Region Prompt Tuning: Fine-grained Scene Text Detection Utilizing Region Text Prompt

Xingtao Lin,Heqian Qiu,Lanxiao Wang,RUihang Wang,Linfeng XU,Hongliang Li
2024-09-20
Abstract:Recent advancements in prompt tuning have successfully adapted large-scale models like Contrastive Language-Image Pre-trained (CLIP) for downstream tasks such as scene text detection. Typically, text prompt complements the text encoder's input, focusing on global features while neglecting fine-grained details, leading to fine-grained text being ignored in task of scene text detection. In this paper, we propose the region prompt tuning (RPT) method for fine-grained scene text detection, where region text prompt proposed would help focus on fine-grained features. Region prompt tuning method decomposes region text prompt into individual characters and splits visual feature map into region visual tokens, creating a one-to-one correspondence between characters and tokens. This allows a character matches the local features of a token, thereby avoiding the omission of detailed features and fine-grained text. To achieve this, we introduce a sharing position embedding to link each character with its corresponding token and employ a bidirectional distance loss to align each region text prompt character with the target ``text''. To refine the information at fine-grained level, we implement character-token level interactions before and after encoding.

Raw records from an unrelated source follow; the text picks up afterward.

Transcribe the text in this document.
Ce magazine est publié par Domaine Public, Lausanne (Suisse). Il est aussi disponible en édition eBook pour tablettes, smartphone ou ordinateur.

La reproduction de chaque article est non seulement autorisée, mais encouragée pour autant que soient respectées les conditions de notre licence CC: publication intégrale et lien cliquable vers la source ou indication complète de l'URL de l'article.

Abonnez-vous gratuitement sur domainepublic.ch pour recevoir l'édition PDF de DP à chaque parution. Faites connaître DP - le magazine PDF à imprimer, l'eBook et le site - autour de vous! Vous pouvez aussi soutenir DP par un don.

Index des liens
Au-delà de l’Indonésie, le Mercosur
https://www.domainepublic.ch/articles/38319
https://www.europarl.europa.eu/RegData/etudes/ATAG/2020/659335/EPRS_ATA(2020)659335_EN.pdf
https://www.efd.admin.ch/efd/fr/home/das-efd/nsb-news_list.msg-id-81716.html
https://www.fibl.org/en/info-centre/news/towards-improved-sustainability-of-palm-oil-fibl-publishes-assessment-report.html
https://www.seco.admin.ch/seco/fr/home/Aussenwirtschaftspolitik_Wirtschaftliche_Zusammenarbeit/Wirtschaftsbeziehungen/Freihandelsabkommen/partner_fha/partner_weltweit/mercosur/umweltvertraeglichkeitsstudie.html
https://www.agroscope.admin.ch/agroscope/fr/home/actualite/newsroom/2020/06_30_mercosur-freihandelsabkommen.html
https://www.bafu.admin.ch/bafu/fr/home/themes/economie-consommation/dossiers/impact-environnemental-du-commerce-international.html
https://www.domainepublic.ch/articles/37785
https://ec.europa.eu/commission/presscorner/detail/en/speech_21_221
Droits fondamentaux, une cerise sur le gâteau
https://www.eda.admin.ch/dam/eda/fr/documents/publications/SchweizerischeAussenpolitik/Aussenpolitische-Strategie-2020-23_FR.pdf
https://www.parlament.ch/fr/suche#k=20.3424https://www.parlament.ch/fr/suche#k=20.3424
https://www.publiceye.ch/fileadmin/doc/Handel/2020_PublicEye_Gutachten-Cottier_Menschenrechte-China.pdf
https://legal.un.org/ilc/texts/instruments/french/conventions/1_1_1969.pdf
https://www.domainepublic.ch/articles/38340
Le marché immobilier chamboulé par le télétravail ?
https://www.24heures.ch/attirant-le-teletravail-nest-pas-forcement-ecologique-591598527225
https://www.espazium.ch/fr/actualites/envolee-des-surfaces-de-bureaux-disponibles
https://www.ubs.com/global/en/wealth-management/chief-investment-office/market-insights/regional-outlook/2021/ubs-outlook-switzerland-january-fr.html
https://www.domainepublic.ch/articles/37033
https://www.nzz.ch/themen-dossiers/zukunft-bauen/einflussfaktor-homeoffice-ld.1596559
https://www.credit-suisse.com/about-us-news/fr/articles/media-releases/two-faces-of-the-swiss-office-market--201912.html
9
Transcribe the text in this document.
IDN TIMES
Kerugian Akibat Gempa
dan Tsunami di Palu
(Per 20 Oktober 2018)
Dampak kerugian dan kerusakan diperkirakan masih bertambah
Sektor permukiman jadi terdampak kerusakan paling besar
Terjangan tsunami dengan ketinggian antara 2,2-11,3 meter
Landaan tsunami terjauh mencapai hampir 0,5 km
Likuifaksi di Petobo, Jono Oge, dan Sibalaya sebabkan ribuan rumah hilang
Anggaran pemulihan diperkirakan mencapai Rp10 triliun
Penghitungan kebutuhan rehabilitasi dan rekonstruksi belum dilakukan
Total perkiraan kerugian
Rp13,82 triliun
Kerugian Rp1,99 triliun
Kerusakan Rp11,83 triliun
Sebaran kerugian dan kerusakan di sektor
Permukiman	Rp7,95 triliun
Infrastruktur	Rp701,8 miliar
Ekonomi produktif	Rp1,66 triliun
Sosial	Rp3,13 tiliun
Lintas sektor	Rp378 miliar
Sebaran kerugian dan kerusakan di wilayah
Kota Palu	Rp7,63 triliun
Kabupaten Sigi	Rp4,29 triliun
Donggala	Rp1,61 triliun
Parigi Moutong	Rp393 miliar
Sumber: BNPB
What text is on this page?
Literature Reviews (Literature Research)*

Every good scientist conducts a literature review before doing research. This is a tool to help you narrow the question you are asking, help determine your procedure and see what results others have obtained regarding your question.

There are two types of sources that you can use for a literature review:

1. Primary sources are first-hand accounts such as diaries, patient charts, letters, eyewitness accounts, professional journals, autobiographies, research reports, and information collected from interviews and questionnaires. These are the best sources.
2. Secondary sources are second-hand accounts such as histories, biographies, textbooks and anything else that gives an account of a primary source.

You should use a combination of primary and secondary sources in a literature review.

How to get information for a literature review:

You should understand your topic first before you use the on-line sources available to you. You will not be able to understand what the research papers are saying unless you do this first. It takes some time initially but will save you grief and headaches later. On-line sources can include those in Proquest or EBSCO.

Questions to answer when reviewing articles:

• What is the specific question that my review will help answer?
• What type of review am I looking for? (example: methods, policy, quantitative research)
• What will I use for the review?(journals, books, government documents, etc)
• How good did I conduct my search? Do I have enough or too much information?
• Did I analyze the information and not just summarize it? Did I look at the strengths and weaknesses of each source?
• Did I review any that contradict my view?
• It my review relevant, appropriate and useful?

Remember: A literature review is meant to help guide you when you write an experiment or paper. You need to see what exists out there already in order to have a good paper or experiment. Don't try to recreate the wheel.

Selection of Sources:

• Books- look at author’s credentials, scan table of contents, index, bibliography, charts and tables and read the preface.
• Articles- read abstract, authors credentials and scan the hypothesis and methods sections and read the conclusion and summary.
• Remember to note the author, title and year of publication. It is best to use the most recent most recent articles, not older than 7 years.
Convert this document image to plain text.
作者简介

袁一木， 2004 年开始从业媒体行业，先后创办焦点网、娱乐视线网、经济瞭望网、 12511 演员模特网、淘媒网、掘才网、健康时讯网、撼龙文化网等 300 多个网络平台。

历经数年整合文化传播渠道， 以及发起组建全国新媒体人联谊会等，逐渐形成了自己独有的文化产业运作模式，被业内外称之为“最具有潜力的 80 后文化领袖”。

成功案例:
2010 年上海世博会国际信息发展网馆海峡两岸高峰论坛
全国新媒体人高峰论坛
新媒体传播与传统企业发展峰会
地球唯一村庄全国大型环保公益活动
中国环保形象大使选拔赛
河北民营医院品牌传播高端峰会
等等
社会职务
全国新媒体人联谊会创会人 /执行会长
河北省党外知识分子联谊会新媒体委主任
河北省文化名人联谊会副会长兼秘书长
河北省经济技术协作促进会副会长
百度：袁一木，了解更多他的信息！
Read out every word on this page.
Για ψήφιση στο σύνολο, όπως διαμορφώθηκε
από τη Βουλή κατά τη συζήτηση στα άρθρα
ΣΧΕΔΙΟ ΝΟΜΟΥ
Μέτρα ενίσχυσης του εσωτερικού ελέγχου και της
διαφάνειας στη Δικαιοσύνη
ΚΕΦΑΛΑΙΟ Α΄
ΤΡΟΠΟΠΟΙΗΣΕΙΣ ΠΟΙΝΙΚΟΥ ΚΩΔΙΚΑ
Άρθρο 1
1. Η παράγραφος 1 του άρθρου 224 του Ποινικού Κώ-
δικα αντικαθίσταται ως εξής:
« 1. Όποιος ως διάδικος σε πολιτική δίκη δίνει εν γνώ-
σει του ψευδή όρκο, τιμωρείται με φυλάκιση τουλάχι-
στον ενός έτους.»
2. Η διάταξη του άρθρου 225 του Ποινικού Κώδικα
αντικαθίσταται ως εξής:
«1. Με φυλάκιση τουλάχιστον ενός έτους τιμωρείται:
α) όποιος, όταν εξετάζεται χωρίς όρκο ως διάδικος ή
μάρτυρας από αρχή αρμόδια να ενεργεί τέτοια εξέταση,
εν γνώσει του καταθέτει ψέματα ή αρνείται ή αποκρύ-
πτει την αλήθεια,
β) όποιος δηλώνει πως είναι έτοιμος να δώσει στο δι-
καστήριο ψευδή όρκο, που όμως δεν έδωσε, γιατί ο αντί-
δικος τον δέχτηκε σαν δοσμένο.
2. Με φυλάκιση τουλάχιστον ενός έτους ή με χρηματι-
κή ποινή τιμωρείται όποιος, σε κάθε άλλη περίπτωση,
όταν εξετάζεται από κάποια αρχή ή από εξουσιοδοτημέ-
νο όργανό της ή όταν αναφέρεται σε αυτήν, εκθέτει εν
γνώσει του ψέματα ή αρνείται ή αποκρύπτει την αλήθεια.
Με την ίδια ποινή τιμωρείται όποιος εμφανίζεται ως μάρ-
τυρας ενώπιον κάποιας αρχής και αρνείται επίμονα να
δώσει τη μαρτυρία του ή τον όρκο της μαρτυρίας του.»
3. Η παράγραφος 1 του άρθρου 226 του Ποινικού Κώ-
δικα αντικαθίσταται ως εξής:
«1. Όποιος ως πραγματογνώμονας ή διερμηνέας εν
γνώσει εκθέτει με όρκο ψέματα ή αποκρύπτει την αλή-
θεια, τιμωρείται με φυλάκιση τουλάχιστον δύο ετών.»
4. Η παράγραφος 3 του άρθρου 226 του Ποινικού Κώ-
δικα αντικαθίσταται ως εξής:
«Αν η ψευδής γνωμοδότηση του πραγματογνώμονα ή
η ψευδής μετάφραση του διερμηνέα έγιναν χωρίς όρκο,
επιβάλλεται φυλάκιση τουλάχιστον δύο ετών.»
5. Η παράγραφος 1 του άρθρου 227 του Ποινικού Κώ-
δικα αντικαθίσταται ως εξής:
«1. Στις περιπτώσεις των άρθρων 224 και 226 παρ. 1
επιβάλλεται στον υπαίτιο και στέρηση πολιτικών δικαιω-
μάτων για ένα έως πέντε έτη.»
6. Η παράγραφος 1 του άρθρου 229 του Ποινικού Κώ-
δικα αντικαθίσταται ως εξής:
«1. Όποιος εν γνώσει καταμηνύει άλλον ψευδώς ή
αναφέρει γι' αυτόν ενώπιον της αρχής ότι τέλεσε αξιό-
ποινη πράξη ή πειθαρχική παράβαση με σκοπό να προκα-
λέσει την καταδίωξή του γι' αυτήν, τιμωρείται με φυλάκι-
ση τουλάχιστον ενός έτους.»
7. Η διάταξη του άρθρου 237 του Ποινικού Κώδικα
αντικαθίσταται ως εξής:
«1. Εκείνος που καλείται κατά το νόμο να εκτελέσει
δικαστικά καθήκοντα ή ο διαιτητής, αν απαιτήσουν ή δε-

Our proposed method combines a general score map from the image-text process with a region score map derived from character-token matching, producing a final score map that could balance the global and local features and be fed into DBNet to detect the text. Experiments on benchmarks like ICDAR2015, TotalText, and CTW1500 demonstrate RPT impressive performance, underscoring its effectiveness for scene text detection.
Computer Vision and Pattern Recognition,Artificial Intelligence
What problem does this paper attempt to address?
The problem that this paper attempts to solve is that in the scene text detection task, the existing prompt tuning methods focus too much on global features and ignore fine - grained text features. Specifically, when dealing with scene text detection, current methods usually use text prompts to supplement the input of the text encoder, mainly focusing on global features while ignoring fine - grained details, resulting in the neglect of fine - grained text. This limits the accuracy of text detection, especially when it is necessary to recognize text in small fonts or with complex backgrounds. To overcome this problem, the authors propose the Region Prompt Tuning (RPT) method, which is specifically designed for fine - grained scene text detection. RPT decomposes the visual feature map into regional visual tokens by introducing regional text prompts and establishes a one - to - one correspondence between characters and tokens, enabling each character to match the local features of its corresponding regional visual token, thus avoiding the omission of detailed features and fine - grained text. In addition, RPT also introduces mechanisms such as shared position embedding and bidirectional distance loss to further optimize the alignment between characters and tokens and improve the performance of text detection. The main contributions of the paper include: 1. **Introduction of regional text prompts**: Generate a regional scoring map through shared position embedding and character - token interaction, strengthen local features, and avoid ignoring fine - grained text at the token level. 2. **Bidirectional distance loss**: Make regional text prompts focus on the detection target "text" and at the same time make general text prompts focus on fine - grained features. 3. **Dual - matching method**: Combine the global scoring map and the regional scoring map, and balance global and local features through feature enhancement and fusion. Experimental results show that RPT performs excellently on multiple benchmark datasets (such as ICDAR2015, TotalText, and CTW1500), significantly improving the performance of scene text detection.